Lumières dans la nuit culturelle

« Le dialogue, devoir intrinsèque ou besoin éthique? » Sur ce thème, le mouvement des Focolare propose une réponse d’une brûlante actualité.

La table tronde à l’USEK : Marie Fayad, Nagi Karam, Jésus Moran, Antoine Messarra et Jeanine Jalkh, modératrice (de gauche à droite).

Pour ses 50 ans de présence au Liban, le Mouvement des Focolari a organisé la semaine dernière une table ronde à l’USEK, à laquelle se sont associés Jésus Moran, coprésident du Mouvement des Focolari, Antoine Messarra, chercheur et membre du Conseil constitutionnel, Marie Fayad, cheffe du département de philosophie à l’USEK, et Nagi Karam, archéologue. Adroitement modérée par Jeanine Jalkh, journaliste à L’Orient-Le Jour, et inaugurée par une intervention du recteur de l’USEK, le père Georges Hobeika, la table ronde portait sur un thème d’une brûlante actualité, mais présenté comme une question piège : « Le dialogue, devoir éthique ou besoin intrinsèque ? ». Le thème en vérité était : « Le dialogue, besoin intrinsèque et devoir éthique ».

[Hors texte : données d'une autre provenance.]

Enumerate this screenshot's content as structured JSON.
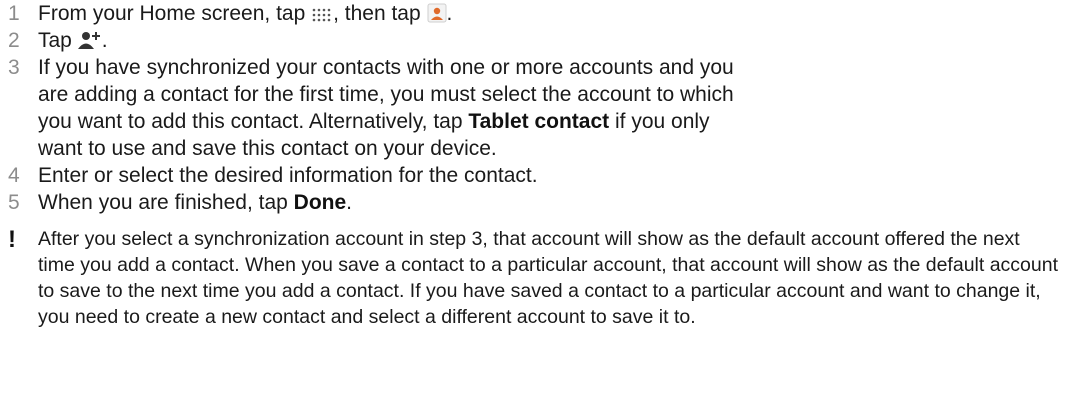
{
  "steps": [
    {
      "number": "1",
      "text_a": "From your Home screen, tap ",
      "text_b": ", then tap ",
      "text_c": ".",
      "icon_1": "apps-grid-icon",
      "icon_2": "contacts-app-icon"
    },
    {
      "number": "2",
      "text_a": "Tap ",
      "text_b": ".",
      "icon_1": "add-contact-icon"
    },
    {
      "number": "3",
      "text_a": "If you have synchronized your contacts with one or more accounts and you are adding a contact for the first time, you must select the account to which you want to add this contact. Alternatively, tap ",
      "bold": "Tablet contact",
      "text_b": " if you only want to use and save this contact on your device."
    },
    {
      "number": "4",
      "text_a": "Enter or select the desired information for the contact."
    },
    {
      "number": "5",
      "text_a": "When you are finished, tap ",
      "bold": "Done",
      "text_b": "."
    }
  ],
  "note": {
    "mark": "!",
    "text": "After you select a synchronization account in step 3, that account will show as the default account offered the next time you add a contact. When you save a contact to a particular account, that account will show as the default account to save to the next time you add a contact. If you have saved a contact to a particular account and want to change it, you need to create a new contact and select a different account to save it to."
  },
  "colors": {
    "text": "#1a1a1a",
    "step_number": "#8c8c8c",
    "contacts_icon_accent": "#e06a2a"
  }
}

Citant l’anthropologue Roger Bastide, cher à Salim Abou, Jésus Moran inaugure sa conférence sur ce constat : « Il ne fait pas de doute que le dialogue est une réalité émergente, un véritable signe des temps. Le paradoxe que nous vivons est celui-ci, et Roger Bastide l’exprime bien : l’humanité est plus prête que jamais à être elle-même, et pourtant elle se voit contrainte de reconnaître son incapacité à répondre à sa vocation. Nous vivons une sorte de “nuit culturelle”, une expression utilisée par Chiara Lubich, fondatrice des Focolari, quelques années avant de mourir (…). Dans cette nuit peut naître une nouvelle culture du dialogue. »

Parler en espérance

Jésus Moran parle en espérance. Car personne n’est dupe. Il suffit d’observer ce qui se passe autour de nous : l’État islamique autoproclamé a perdu son territoire, mais pas son emprise sur les jeunes esprits. Le Moyen-Orient tout entier vit en ce moment dans le « suspens » d’une nouvelle guerre entre les États-Unis et l’Iran, d’une guerre possible entre Israël et le Liban. En Syrie, la guerre continue de faire rage dans certaines régions. Turcs et Kurdes sont sur le pied de guerre. Le Yémen est en feu et son peuple est au bord de la famine. La bande de Gaza est impitoyablement ciblée par un État qui se veut exclusivement celui des juifs. Il a fallu que le pape François le demande à genoux pour que les massacres cessent au Soudan. En fait, nous ne sortons d’une guerre que pour entrer dans une autre, et le « dialogue » est en recul dans de nombreux pays. Des écrivains comme Amin Maalouf parlent d’un « naufrage des civilisation », d’autres comme Adonis de la mort de la civilisation occidentale.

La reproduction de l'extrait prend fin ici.